Friday, September 03, 2004

Those who support human rights should not support Labour

So, Phil Goff finds it "personally offensive" that prisoners can go to court and win damages from the crown when they are grossly mistreated by the Corrections Department?

Well, fuck it, I find it personally offensive that Phil Goff thinks that keeping people in solitary confinement for extended periods of time and forcing them to live in their own filth is acceptable treatment. I find it personally offensive that he believes that there is a group of New Zealanders who are not entitled to equal justice under the law or to the fundamental protections enshrined in the Bill of Rights. And I find it personally offensive that he wants to "solve" this "problem" by trying to retrospectively punish these people for the crown's crimes.

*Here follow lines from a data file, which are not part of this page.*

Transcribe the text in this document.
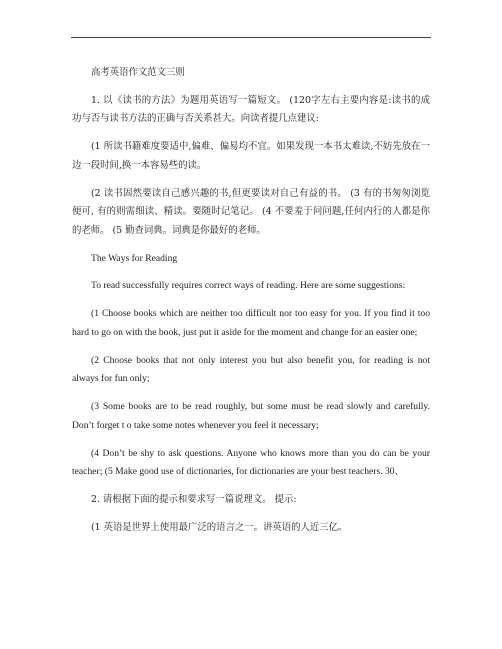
高考英语作文范文三则

1. 以《读书的方法》为题用英语写一篇短文。 (120字左右主要内容是:读书的成功与否与读书方法的正确与否关系甚大。向读者提几点建议:

(1 所读书籍难度要适中,偏难、偏易均不宜。如果发现一本书太难读,不妨先放在一边一段时间,换一本容易些的读。

(2 读书固然要读自己感兴趣的书,但更要读对自己有益的书。 (3 有的书匆匆浏览便可, 有的则需细读、精读。要随时记笔记。 (4 不要羞于问问题,任何内行的人都是你的老师。 (5 勤查词典。词典是你最好的老师。

The Ways for Reading

To read successfully requires correct ways of reading. Here are some suggestions:

(1 Choose books which are neither too difficult nor too easy for you. If you find it too hard to go on with the book, just put it aside for the moment and change for an easier one;

(2 Choose books that not only interest you but also benefit you, for reading is not always for fun only;

(3 Some books are to be read roughly, but some must be read slowly and carefully. Don’t forget t o take some notes whenever you feel it necessary;

(4 Don’t be shy to ask questions. Anyone who knows more than you do can be your teacher; (5 Make good use of dictionaries, for dictionaries are your best teachers. 30、

2. 请根据下面的提示和要求写一篇说理文。 提示:

(1 英语是世界上使用最广泛的语言之一。讲英语的人近三亿。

What the Department of Corrections did to these prisoners was unlawful, and it was wrong. They are therefore deserving of compensation. If the government believes it is appropriate for violent offenders to pay reparations to their victims, then it should give judges the option to impose such at sentencing. But to impose them post facto, in an unlimited fashion and without the oversight of a judge is grossly unjust (not to mention a fairly transparent effort to insulate the crown from liability for future misbehaviour). If justice is to mean anything, it must apply equally, to everyone - even prisoners and criminals.

As for Goff, he symbolises everything that is wrong with the Labour Party today. He has compromised on its fundamental values of human rights in favour of arbitrary state power and pandering to the vicious vindictiveness of the "hang 'em high" brigade. As long as he holds his ministerial warrant, those who support human rights should not support Labour.